While these results demonstrated Alecensa improved outcomes and reduced disease recurrence in this patient population, experts still questioned the tolerability of the treatment and whether it will eventually improve overall survival compared to chemo, said Marina Garassino, a professor of medicine at the University of Chicago who discussed the ALINA trial results at the meeting.

Garassino, who was not involved with the study, emphasized that toxicity in the adjuvant setting is a potential issue. While the adverse events were different in the Alecensa and chemo arms, a similar proportion of patients, about 1 in 4, experienced grade 3 or grade 4 adverse events in both arms.

Solomon noted that the safety and tolerability seen with Alecensa in the ALINA trial were in line with what's previously been observed. In the study, the most common adverse events patients experienced included increased blood creatine phosphokinase and constipation as well as increased liver enzymes and blood bilirubin.

"Patients that are potentially cured with the surgery have to take eight capsules a day [for Alecensa treatment] for a couple of years," she said, pointing out that the rates of adverse events with the targeted therapy were similar to chemo, which was only given for about two months. In contrast, patients remained on Alecensa for a median of 23.9 months, which provides more opportunity for toxicities to build.
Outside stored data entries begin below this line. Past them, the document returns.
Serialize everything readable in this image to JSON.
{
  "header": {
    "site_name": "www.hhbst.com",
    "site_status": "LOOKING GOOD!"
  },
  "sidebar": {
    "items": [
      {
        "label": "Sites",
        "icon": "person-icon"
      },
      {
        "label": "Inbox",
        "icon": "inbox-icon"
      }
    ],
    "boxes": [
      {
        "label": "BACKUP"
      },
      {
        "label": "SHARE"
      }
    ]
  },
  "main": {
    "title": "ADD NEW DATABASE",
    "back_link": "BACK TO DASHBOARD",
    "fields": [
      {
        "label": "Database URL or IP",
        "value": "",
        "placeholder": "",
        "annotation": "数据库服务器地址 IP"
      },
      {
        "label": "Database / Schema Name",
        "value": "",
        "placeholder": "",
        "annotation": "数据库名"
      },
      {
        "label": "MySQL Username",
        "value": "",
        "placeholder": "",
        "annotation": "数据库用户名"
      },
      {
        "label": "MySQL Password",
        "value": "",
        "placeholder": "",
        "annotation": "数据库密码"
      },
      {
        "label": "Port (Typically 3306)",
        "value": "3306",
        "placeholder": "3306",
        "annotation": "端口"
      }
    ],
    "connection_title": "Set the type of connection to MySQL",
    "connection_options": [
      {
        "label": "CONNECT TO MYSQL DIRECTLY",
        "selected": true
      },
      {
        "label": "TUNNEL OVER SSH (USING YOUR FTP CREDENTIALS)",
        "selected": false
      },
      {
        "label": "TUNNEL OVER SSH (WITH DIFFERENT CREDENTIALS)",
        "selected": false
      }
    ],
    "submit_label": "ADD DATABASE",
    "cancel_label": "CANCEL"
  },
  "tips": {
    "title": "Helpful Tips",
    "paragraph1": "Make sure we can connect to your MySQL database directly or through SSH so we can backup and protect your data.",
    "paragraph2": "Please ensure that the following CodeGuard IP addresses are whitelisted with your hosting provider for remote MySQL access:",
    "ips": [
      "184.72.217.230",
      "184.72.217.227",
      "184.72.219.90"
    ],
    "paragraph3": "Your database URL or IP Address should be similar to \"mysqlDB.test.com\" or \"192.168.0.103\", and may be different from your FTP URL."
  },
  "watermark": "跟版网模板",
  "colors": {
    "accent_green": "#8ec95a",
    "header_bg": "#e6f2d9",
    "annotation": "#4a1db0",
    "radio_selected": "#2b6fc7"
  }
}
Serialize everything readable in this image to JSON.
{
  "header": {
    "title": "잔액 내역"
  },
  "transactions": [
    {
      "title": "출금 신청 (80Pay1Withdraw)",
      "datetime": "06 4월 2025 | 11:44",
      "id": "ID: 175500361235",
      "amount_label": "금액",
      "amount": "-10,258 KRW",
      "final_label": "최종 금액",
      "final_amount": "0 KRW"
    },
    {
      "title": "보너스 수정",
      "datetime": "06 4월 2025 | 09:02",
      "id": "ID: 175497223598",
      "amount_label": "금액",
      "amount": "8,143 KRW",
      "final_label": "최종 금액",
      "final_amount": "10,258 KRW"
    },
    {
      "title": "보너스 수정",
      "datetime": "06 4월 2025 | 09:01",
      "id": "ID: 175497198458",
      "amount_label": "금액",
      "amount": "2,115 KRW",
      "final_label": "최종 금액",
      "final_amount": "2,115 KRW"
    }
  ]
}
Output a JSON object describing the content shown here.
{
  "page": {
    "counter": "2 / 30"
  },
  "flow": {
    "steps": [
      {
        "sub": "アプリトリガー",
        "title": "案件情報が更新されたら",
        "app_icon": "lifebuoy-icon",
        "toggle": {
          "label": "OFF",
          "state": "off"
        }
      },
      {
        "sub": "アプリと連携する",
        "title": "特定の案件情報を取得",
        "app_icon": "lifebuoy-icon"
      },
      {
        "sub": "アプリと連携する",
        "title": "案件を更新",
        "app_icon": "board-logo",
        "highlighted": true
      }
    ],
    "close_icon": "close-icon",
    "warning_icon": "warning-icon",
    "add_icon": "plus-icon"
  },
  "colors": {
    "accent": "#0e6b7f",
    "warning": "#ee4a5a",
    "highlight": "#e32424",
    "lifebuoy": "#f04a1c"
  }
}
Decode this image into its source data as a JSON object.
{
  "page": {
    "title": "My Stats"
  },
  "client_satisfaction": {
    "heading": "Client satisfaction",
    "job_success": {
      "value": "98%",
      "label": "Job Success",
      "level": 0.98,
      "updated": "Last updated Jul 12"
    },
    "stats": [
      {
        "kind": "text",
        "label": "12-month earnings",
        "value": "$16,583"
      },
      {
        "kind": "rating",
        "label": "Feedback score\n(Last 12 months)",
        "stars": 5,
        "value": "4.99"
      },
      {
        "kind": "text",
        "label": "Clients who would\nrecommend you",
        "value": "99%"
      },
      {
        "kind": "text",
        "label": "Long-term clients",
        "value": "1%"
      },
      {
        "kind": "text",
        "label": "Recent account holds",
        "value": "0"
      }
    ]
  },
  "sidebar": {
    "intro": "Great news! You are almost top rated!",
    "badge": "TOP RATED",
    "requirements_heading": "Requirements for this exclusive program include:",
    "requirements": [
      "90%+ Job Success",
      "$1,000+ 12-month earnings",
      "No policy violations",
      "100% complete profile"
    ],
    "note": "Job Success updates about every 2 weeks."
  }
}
Trials testing other targeted therapies in the adjuvant setting for NSCLC have faced similar concerns from experts who want to make sure that toxicities aren't outweighing benefits in this early stage of cancer, when patients have the best chance for a cure. For instance, some oncologists were uncertain about prescribing AstraZeneca's Tagrisso (osimertinib) as an adjuvant treatment for early-stage EGFR-mutated NSCLC based on disease-free survival alone. However, data from the Phase III ADAURA trial confirmed the overall survival benefit with adjuvant Tagrisso earlier this year.

"What I will do tomorrow [in the clinic] is I will ask the patients if they want to have this kind of toxicity in the absence of a clear overall survival benefit," Garassino said.